Marò s’insinuò in quello che credeva fosse un piccolo varco nell’anima di Caronia. «Non mi pare contento, eppure sua figlia è andata a stare meglio, l’hanno fatta anche studiare…»

«Veramente pure io nel mio piccolo la trattavo come una principessa. Ogni anno, estate e inverno, le compravo i vestiti che ci abbisognavano, di marca pure. Le sorelle si dovevano accontentare di quello che c’era a casa.» Nell’aria si levò un puzzo improvviso che allarmò Marò. Non l’odore di vizio che aveva respirato dall’avvocato, ma qualcosa di ripugnante e antico, melmoso e orrendo.

«Com’è sta differenza?» chiese sospettosa.

«Perché è la più grande, è evidente no?», e nei suoi occhi brillò di nuovo la luce maligna. “Ti ho fregato” sembrava volesse dire.

«Comunque io a Caterinedda ci volevo bene, non le facevo mancare niente: calze, scarpe, pure il profumo. Ma effettivamente in casa Maddaloni era tutta un’altra storia. Un giorno si apprisintò con la moglie, la conosce a quella gatta morta?»
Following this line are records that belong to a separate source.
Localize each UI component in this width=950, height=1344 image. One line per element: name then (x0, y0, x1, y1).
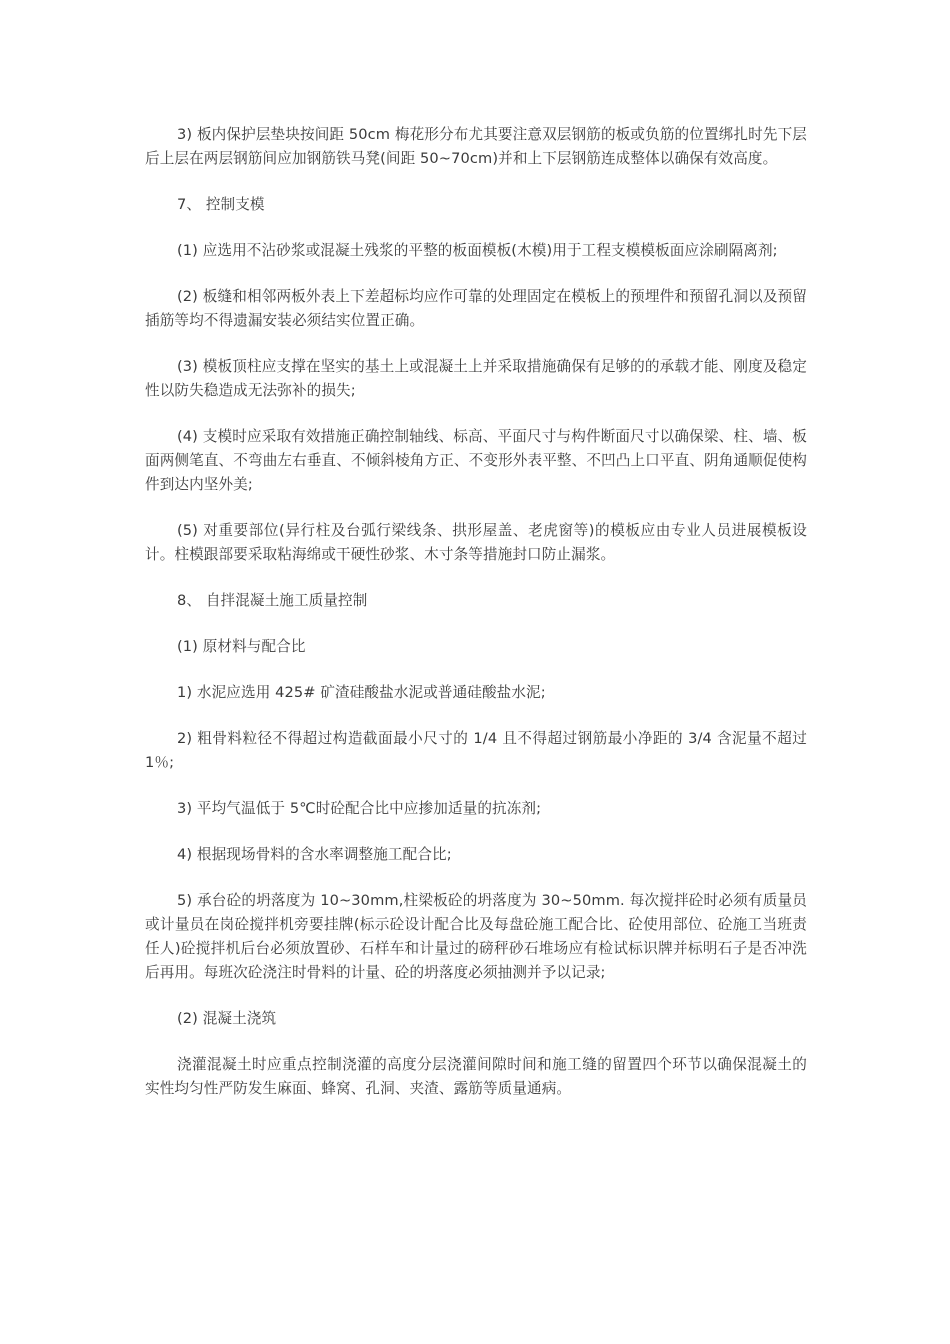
subheading-concrete-pouring: (2) 混凝土浇筑 (177, 1010, 277, 1027)
heading-formwork-control: 7、 控制支模 (177, 196, 265, 213)
paragraph-coarse-aggregate: 2) 粗骨料粒径不得超过构造截面最小尺寸的 1/4 且不得超过钢筋最小净距的 3/4 含泥量不超过 1％; (145, 730, 807, 771)
paragraph-cement: 1) 水泥应选用 425# 矿渣硅酸盐水泥或普通硅酸盐水泥; (177, 684, 546, 701)
paragraph-rebar-cover-blocks: 3) 板内保护层垫块按间距 50cm 梅花形分布尤其要注意双层钢筋的板或负筋的位置绑扎时先下层后上层在两层钢筋间应加钢筋铁马凳(间距 50~70cm)并和上下层钢筋连成整体以确保有效高度。 (145, 126, 807, 167)
paragraph-pouring: 浇灌混凝土时应重点控制浇灌的高度分层浇灌间隙时间和施工缝的留置四个环节以确保混凝土的实性均匀性严防发生麻面、蜂窝、孔洞、夹渣、露筋等质量通病。 (145, 1056, 807, 1097)
paragraph-formwork-5: (5) 对重要部位(异行柱及台弧行梁线条、拱形屋盖、老虎窗等)的模板应由专业人员进展模板设计。柱模跟部要采取粘海绵或干硬性砂浆、木寸条等措施封口防止漏浆。 (145, 522, 807, 563)
paragraph-slump: 5) 承台砼的坍落度为 10~30mm,柱梁板砼的坍落度为 30~50mm. 每次搅拌砼时必须有质量员或计量员在岗砼搅拌机旁要挂牌(标示砼设计配合比及每盘砼施工配合比、砼使用部位、砼施工当班责任人)砼搅拌机后台必须放置砂、石样车和计量过的磅秤砂石堆场应有检试标识牌并标明石子是否冲洗后再用。每班次砼浇注时骨料的计量、砼的坍落度必须抽测并予以记录; (145, 892, 807, 981)
paragraph-formwork-4: (4) 支模时应采取有效措施正确控制轴线、标高、平面尺寸与构件断面尺寸以确保梁、柱、墙、板面两侧笔直、不弯曲左右垂直、不倾斜棱角方正、不变形外表平整、不凹凸上口平直、阴角通顺促使构件到达内坚外美; (145, 428, 807, 493)
paragraph-moisture-adjust: 4) 根据现场骨料的含水率调整施工配合比; (177, 846, 452, 863)
heading-concrete-quality: 8、 自拌混凝土施工质量控制 (177, 592, 368, 609)
document-body (145, 123, 807, 1101)
paragraph-formwork-2: (2) 板缝和相邻两板外表上下差超标均应作可靠的处理固定在模板上的预埋件和预留孔洞以及预留插筋等均不得遗漏安装必须结实位置正确。 (145, 288, 807, 329)
paragraph-formwork-3: (3) 模板顶柱应支撑在坚实的基土上或混凝土上并采取措施确保有足够的的承载才能、刚度及稳定性以防失稳造成无法弥补的损失; (145, 358, 807, 399)
paragraph-formwork-1: (1) 应选用不沾砂浆或混凝土残浆的平整的板面模板(木模)用于工程支模模板面应涂刷隔离剂; (177, 242, 778, 259)
paragraph-antifreeze: 3) 平均气温低于 5℃时砼配合比中应掺加适量的抗冻剂; (177, 800, 542, 817)
subheading-materials-mix: (1) 原材料与配合比 (177, 638, 306, 655)
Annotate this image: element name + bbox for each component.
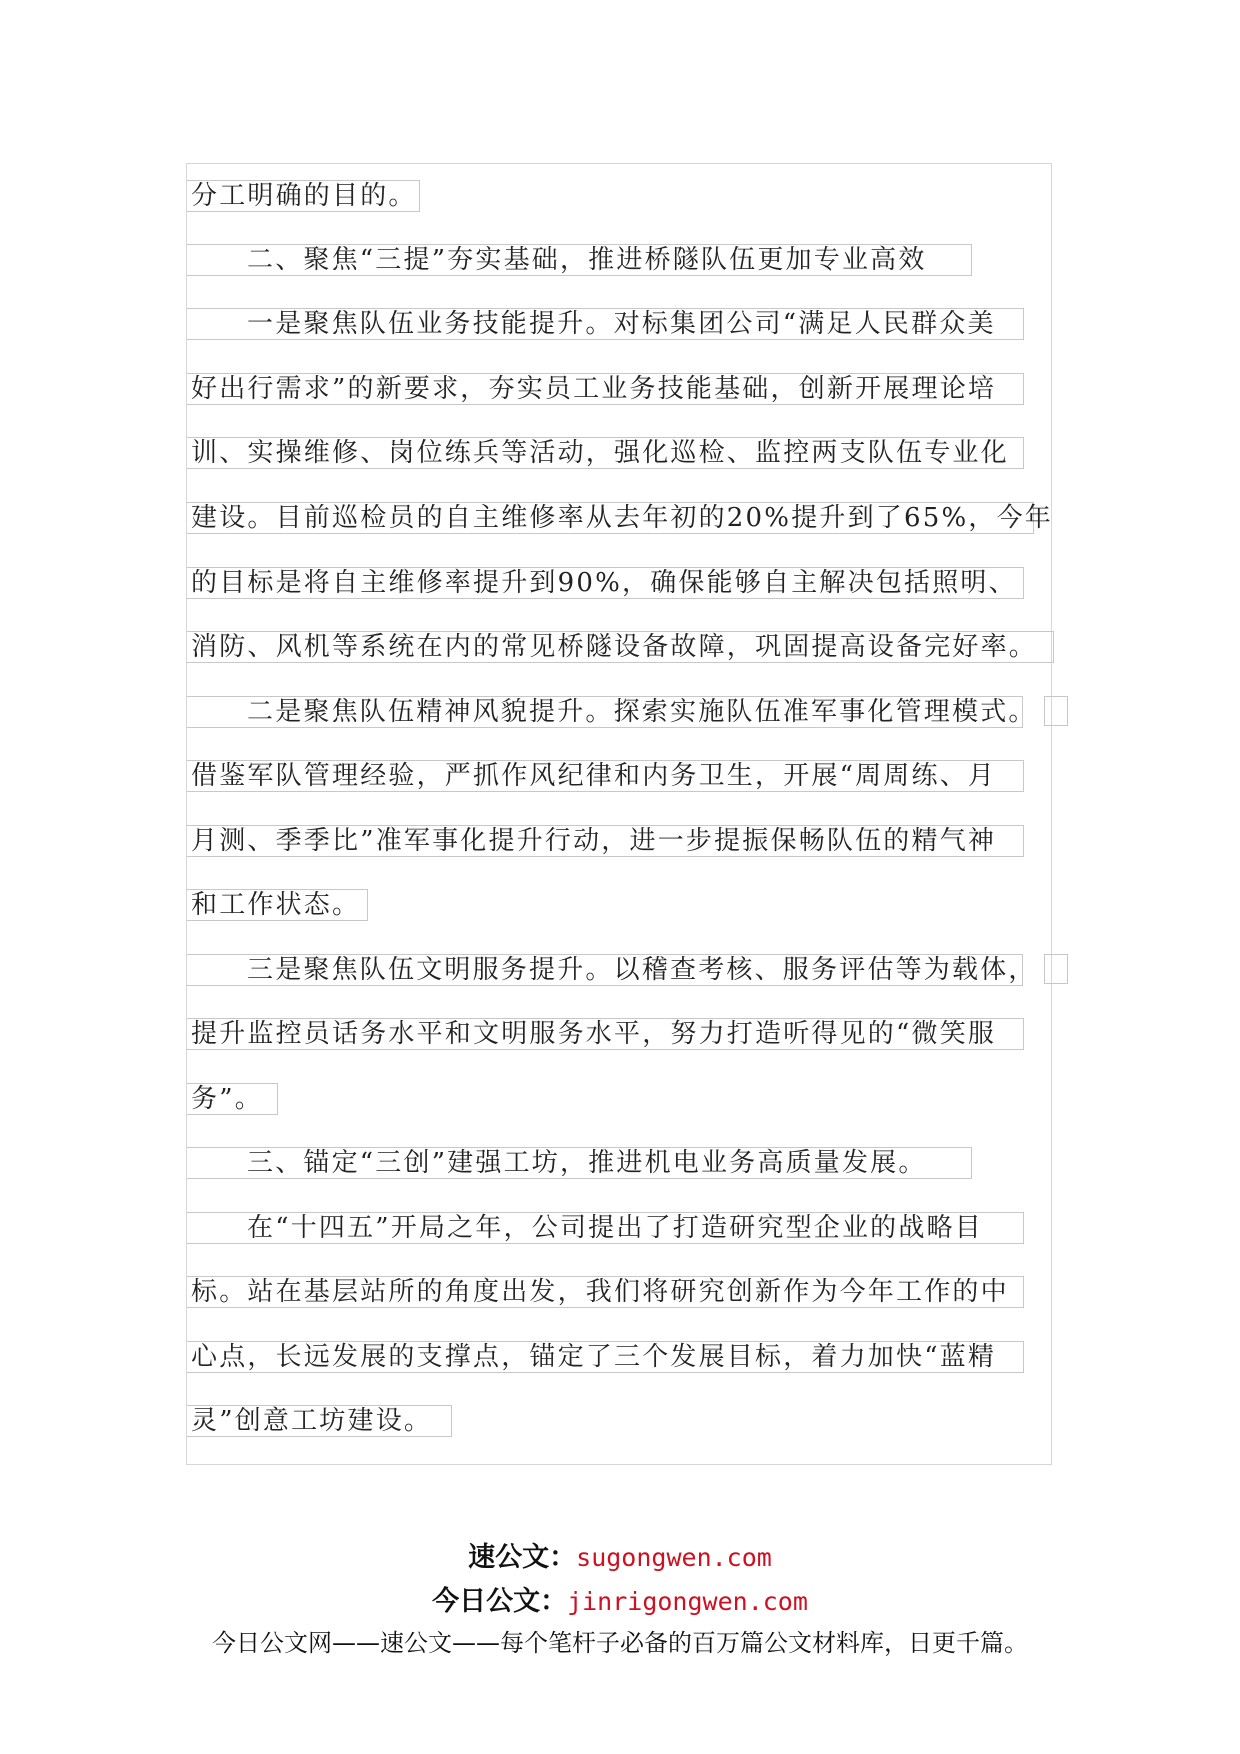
footer-line-sugongwen (0, 1535, 1240, 1574)
text-line: 和工作状态。 (187, 889, 368, 921)
page-frame (186, 163, 1052, 1465)
footer-label: 今日公文： (432, 1586, 568, 1617)
text-line: 在“十四五”开局之年，公司提出了打造研究型企业的战略目 (187, 1212, 1024, 1244)
footer-link-sugongwen[interactable]: sugongwen.com (576, 1543, 772, 1572)
section-heading: 三、锚定“三创”建强工坊，推进机电业务高质量发展。 (187, 1147, 972, 1179)
text-line: 好出行需求”的新要求，夯实员工业务技能基础，创新开展理论培 (187, 373, 1024, 405)
text-line: 灵”创意工坊建设。 (187, 1405, 452, 1437)
footer-label: 速公文： (468, 1542, 577, 1573)
text-line: 月测、季季比”准军事化提升行动，进一步提振保畅队伍的精气神 (187, 825, 1024, 857)
text-line: 提升监控员话务水平和文明服务水平，努力打造听得见的“微笑服 (187, 1018, 1024, 1050)
text-line: 心点，长远发展的支撑点，锚定了三个发展目标，着力加快“蓝精 (187, 1341, 1024, 1373)
text-line: 训、实操维修、岗位练兵等活动，强化巡检、监控两支队伍专业化 (187, 437, 1024, 469)
text-line: 的目标是将自主维修率提升到90%，确保能够自主解决包括照明、 (187, 567, 1024, 599)
text-line: 二是聚焦队伍精神风貌提升。探索实施队伍准军事化管理模式。 (187, 696, 1023, 728)
text-line: 分工明确的目的。 (187, 180, 420, 212)
text-line: 务”。 (187, 1083, 278, 1115)
text-line: 消防、风机等系统在内的常见桥隧设备故障，巩固提高设备完好率。 (187, 631, 1054, 663)
overflow-marker (1044, 954, 1068, 984)
text-line: 三是聚焦队伍文明服务提升。以稽查考核、服务评估等为载体， (187, 954, 1023, 986)
text-line: 建设。目前巡检员的自主维修率从去年初的20%提升到了65%，今年 (187, 502, 1034, 534)
section-heading: 二、聚焦“三提”夯实基础，推进桥隧队伍更加专业高效 (187, 244, 972, 276)
overflow-marker (1044, 696, 1068, 726)
footer-link-jinrigongwen[interactable]: jinrigongwen.com (567, 1587, 808, 1616)
footer-line-jinrigongwen (0, 1579, 1240, 1618)
text-line: 标。站在基层站所的角度出发，我们将研究创新作为今年工作的中 (187, 1276, 1024, 1308)
text-line: 一是聚焦队伍业务技能提升。对标集团公司“满足人民群众美 (187, 308, 1024, 340)
text-line: 借鉴军队管理经验，严抓作风纪律和内务卫生，开展“周周练、月 (187, 760, 1024, 792)
footer-slogan: 今日公文网——速公文——每个笔杆子必备的百万篇公文材料库，日更千篇。 (212, 1629, 1028, 1657)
«Non le piace la signora Maddaloni? Perché?»

«No, è che venne qui una mattina, entrò senza toccare niente, ci faceva schifo pure sedersi, tanto che è restata in piedi tutto il tempo. Ci preparai il caffè, niente, non volle accettare niente. Chi non accetta non merita, commissa’. La gatta morta cominciò a lastimiare, dice che era triste, si sentiva sola in quella villa grande. Eh, ‘u Signuri duna viscotta a cu ‘unn’avi denti! La picciridda andava a stare meglio, ce la dovevo dare… io calavo la testa e poi la buttavo all’indietro, ‘nzù, ‘nzù, non la volevo lasciare. Quella figlia sapi fare tutte cose: cuoce, lava, stira…»

«‘Na cammarera!»

«Commissa’, mi volete offendere! La picciridda aveva preso il posto di mia moglie.» Di nuovo si materializzò nella stanza un tanfo di zolfo, come se il diavolo si fosse insediato in quell’abitazione e si divertisse ogni tanto a dare cenni della sua presenza.

«Parlavano a turno, prima il marito e poi la moglie: “Magari solo al sabato e alla domenica”. Insistevano tanto che alla fine ci dissi di sì. Restammo d’accordo che tutta la settimana stava con me, il sabato e la domenica da loro.»

«Caronia, lo dice come se Caterinedda gliel’avessero rubata.»

«Commissaria, che fa finta di non capire? Sono solo come un cane. Mia moglie è morta, i figli miei ce l’hanno i servizi sociali, e Caterinedda, mischina, in casa di estranei. Non ho né femmina né cuccioli.»

«Non me l’aspettavo di trovare un sentimentalone come lei, Caronia» disse Marò con una vena di sarcasmo. «Caterinedda le manca?»

«Ci sono delle volte che il suo profumo io lo sento nel cuore, e allora in quei momenti mi spuntano le lacrime. Certo, per lei io sono solo un panzone ubriaco. Lo vede come sono grosso? E pure non ero così brutto, ma poi le cose della vita, sono diventato ‘na schifia d’uomo. Pure mia moglie mi taliava schifiata, Caterinedda no, mi squagghiava con gli occhi, mi parìa ca dicìa “papà, io ti voglio bene, per me sei come un principe azzurro, come Orlando, come Lancillotto, come un paladino di Francia”. Perciò io a Caterinedda non gliela volevo dare, ma erano venuti a pregarmi tutti, e io che potevo fare?»

«Potevate, anzi dovevate, smettere di bere, trovare un lavoro fisso, magari una femmina che vi aiutava…» Marò era tornata a fare la maestrina, il Caronia si irrigidì e chiuse in fretta il discorso: «Dovevo, ma non potevo. Poi ci fu un altro processo, Maddaloni mi fece assolvere, e io per ricambiare gli diedi la picciridda».

Più guardava quella palla di lardo, più Marò sentiva che il suo racconto, sebbene plausibile, non era sincero. Aveva un peso sul cuore e un groviglio nella pancia. Forse era meglio andare via, cominciava a non essere più padrona delle sue emozioni. Salutò in fretta e cominciò a scendere le scale.